InsiderEconomyTax-to-GDP ratio up to 40.3% in EU, 33.8% in Cyprus for 2018

Tax-to-GDP ratio up to 40.3% in EU, 33.8% in Cyprus for 2018

The overall tax-to-GDP ratio, meaning the sum of taxes and net social contributions as a percentage of Gross Domestic Product, stood at 40.3% in the European Union (EU) in 2018, a slight increase compared with 2017 (40.2%), at 33.8% in Cyprus (compared to 33.3% in 2017) and 41.5% in Greece (stable compared to 2017), according to data released today by Eurostat, the statistical service of the EU.

According to Eurostat, in the euro area, tax revenue accounted for 41.7% of GDP in 2018, up from 41.5% in 2017.  Tax indicators are compiled in a harmonised framework based on the European System of Accounts (ESA 2010), enabling an accurate comparison of the tax systems and tax policies between EU Member States.

Eurostat registers that tax-to-GDP ratio varies significantly among member states, with the highest share of taxes and social contributions in percentage of GDP in 2018 being recorded in France (48.4%), Belgium (47.2%) and Denmark (45.9%), followed by Sweden (44.4%), Austria (42.8%), Finland (42.4%) and Italy (42.0%). At the opposite end of the scale, Ireland (23.0%) and Romania (27.1%), ahead of Bulgaria (29.9%), Lithuania (30.5%) and Latvia (31.4%) registered the lowest ratios.

Compared with 2017, the tax-to-GDP ratio increased in sixteen member states in 2018, with the largest rise being observed in Luxembourg (from 39.1% in 2017 to 40.7% in 2018), ahead of Romania (from 25.8% to 27.1%) and Poland (from 35.0% to 36.1%). In contrast, decreases were recorded in seven member states, notably in Denmark (from 46.8% in 2017 to 45.9% in 2018), Hungary (from 38.4% to 37.6%) and Finland (from 43.1% to 42.4%).

In 2018, taxes on production and imports made up the largest part of tax revenue in the EU (accounting for 13.6% of GDP), closely followed by net social contributions (13.3%) and taxes on income and wealth (13.2%). The ordering of tax categories was slightly different in the euro area. The largest part of tax revenue came from net social contributions (15.2%), ahead of taxes on production and imports (13.3%) and taxes on income and wealth (13.0%). Looking at the main tax categories, a clear diversity prevails across the EU Member States. In 2018, the share of taxes on production and imports was highest in Sweden (where they accounted for 22.4% of GDP), Croatia (20.1%) and Hungary (18.6%), while they were lowest in Ireland (8.0%), Romania (10.7%) and Germany (10.8%). For taxes related to income and wealth, the highest share by far was registered in Denmark (28.9% of GDP), ahead of Sweden (18.6%), Belgium (16.8%) and Luxembourg (16.4%).
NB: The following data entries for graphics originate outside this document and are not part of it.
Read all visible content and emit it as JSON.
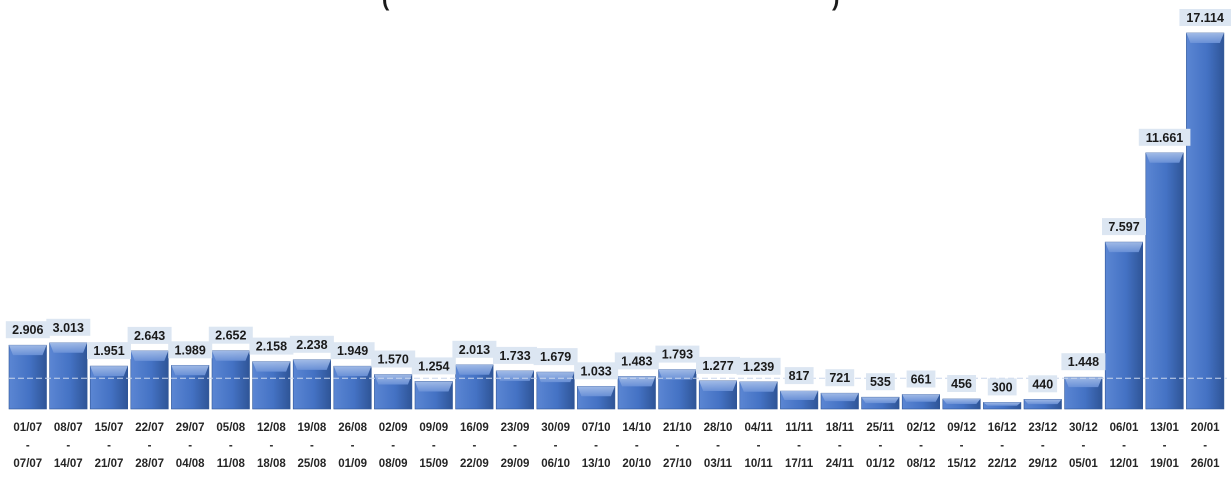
{
  "chart_data": {
    "type": "bar",
    "title_fragments": [
      "(",
      ")"
    ],
    "bar_color": "#4472C4",
    "label_bg_color": "#DCE6F2",
    "reference_line": 1400,
    "ylim": [
      0,
      18000
    ],
    "grid": false,
    "legend": "none",
    "categories": [
      {
        "start": "01/07",
        "sep": "-",
        "end": "07/07"
      },
      {
        "start": "08/07",
        "sep": "-",
        "end": "14/07"
      },
      {
        "start": "15/07",
        "sep": "-",
        "end": "21/07"
      },
      {
        "start": "22/07",
        "sep": "-",
        "end": "28/07"
      },
      {
        "start": "29/07",
        "sep": "-",
        "end": "04/08"
      },
      {
        "start": "05/08",
        "sep": "-",
        "end": "11/08"
      },
      {
        "start": "12/08",
        "sep": "-",
        "end": "18/08"
      },
      {
        "start": "19/08",
        "sep": "-",
        "end": "25/08"
      },
      {
        "start": "26/08",
        "sep": "-",
        "end": "01/09"
      },
      {
        "start": "02/09",
        "sep": "-",
        "end": "08/09"
      },
      {
        "start": "09/09",
        "sep": "-",
        "end": "15/09"
      },
      {
        "start": "16/09",
        "sep": "-",
        "end": "22/09"
      },
      {
        "start": "23/09",
        "sep": "-",
        "end": "29/09"
      },
      {
        "start": "30/09",
        "sep": "-",
        "end": "06/10"
      },
      {
        "start": "07/10",
        "sep": "-",
        "end": "13/10"
      },
      {
        "start": "14/10",
        "sep": "-",
        "end": "20/10"
      },
      {
        "start": "21/10",
        "sep": "-",
        "end": "27/10"
      },
      {
        "start": "28/10",
        "sep": "-",
        "end": "03/11"
      },
      {
        "start": "04/11",
        "sep": "-",
        "end": "10/11"
      },
      {
        "start": "11/11",
        "sep": "-",
        "end": "17/11"
      },
      {
        "start": "18/11",
        "sep": "-",
        "end": "24/11"
      },
      {
        "start": "25/11",
        "sep": "-",
        "end": "01/12"
      },
      {
        "start": "02/12",
        "sep": "-",
        "end": "08/12"
      },
      {
        "start": "09/12",
        "sep": "-",
        "end": "15/12"
      },
      {
        "start": "16/12",
        "sep": "-",
        "end": "22/12"
      },
      {
        "start": "23/12",
        "sep": "-",
        "end": "29/12"
      },
      {
        "start": "30/12",
        "sep": "-",
        "end": "05/01"
      },
      {
        "start": "06/01",
        "sep": "-",
        "end": "12/01"
      },
      {
        "start": "13/01",
        "sep": "-",
        "end": "19/01"
      },
      {
        "start": "20/01",
        "sep": "-",
        "end": "26/01"
      }
    ],
    "values": [
      2906,
      3013,
      1951,
      2643,
      1989,
      2652,
      2158,
      2238,
      1949,
      1570,
      1254,
      2013,
      1733,
      1679,
      1033,
      1483,
      1793,
      1277,
      1239,
      817,
      721,
      535,
      661,
      456,
      300,
      440,
      1448,
      7597,
      11661,
      17114
    ],
    "value_labels": [
      "2.906",
      "3.013",
      "1.951",
      "2.643",
      "1.989",
      "2.652",
      "2.158",
      "2.238",
      "1.949",
      "1.570",
      "1.254",
      "2.013",
      "1.733",
      "1.679",
      "1.033",
      "1.483",
      "1.793",
      "1.277",
      "1.239",
      "817",
      "721",
      "535",
      "661",
      "456",
      "300",
      "440",
      "1.448",
      "7.597",
      "11.661",
      "17.114"
    ]
  }
}
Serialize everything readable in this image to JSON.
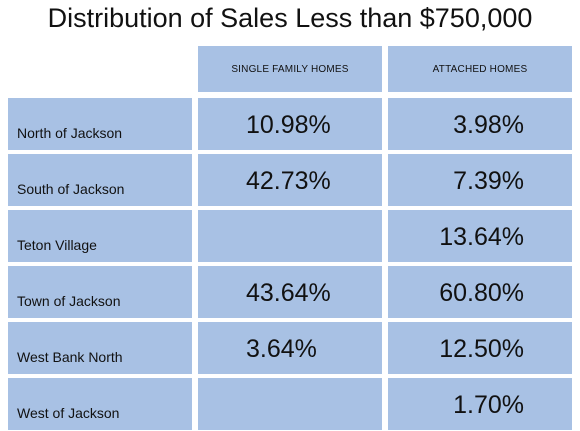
{
  "title": "Distribution of Sales Less than $750,000",
  "colors": {
    "cell_fill": "#a8c1e4",
    "background": "#ffffff",
    "text": "#111111"
  },
  "chart_data": {
    "type": "table",
    "title": "Distribution of Sales Less than $750,000",
    "columns": [
      "SINGLE FAMILY HOMES",
      "ATTACHED HOMES"
    ],
    "rows": [
      {
        "label": "North of Jackson",
        "values": [
          "10.98%",
          "3.98%"
        ]
      },
      {
        "label": "South of Jackson",
        "values": [
          "42.73%",
          "7.39%"
        ]
      },
      {
        "label": "Teton Village",
        "values": [
          "",
          "13.64%"
        ]
      },
      {
        "label": "Town of Jackson",
        "values": [
          "43.64%",
          "60.80%"
        ]
      },
      {
        "label": "West Bank North",
        "values": [
          "3.64%",
          "12.50%"
        ]
      },
      {
        "label": "West of Jackson",
        "values": [
          "",
          "1.70%"
        ]
      }
    ]
  }
}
In contrast, Romania (4.9%), Lithuania (5.7%) and Bulgaria (5.8%) recorded the lowest taxes on income and wealth as a percentage of GDP. Net social contributions accounted for a large proportion of GDP in France (18.0%) and Germany (17.1%), while the lowest shares were observed in Denmark (0.9% of GDP), Sweden (3.4%) and Ireland (4.2%).

More specifically in Cyprus, the structure of tax revenue, by main tax category, 2018 was 16% from taxes on production and imports (of which 9.9% is the VAT), 9.1% from taxes on income, wealth, etc (of which 3.2% comes form taxes on individual or household income and 5.5% from taxes on the income or profits of corporations) and 8.7% from Net social Contributions.

Finally in Greece, the Structure of tax revenue, by main tax category, 2018 was 17.1% from taxes on production and imports (of which 8.3% is the VAT), 10.1% from taxes on income, wealth, etc (of which 6.2% comes form taxes on individual or household income and 2.2% from taxes on the income or profits of corporations) and 14.2% from Net social Contributions.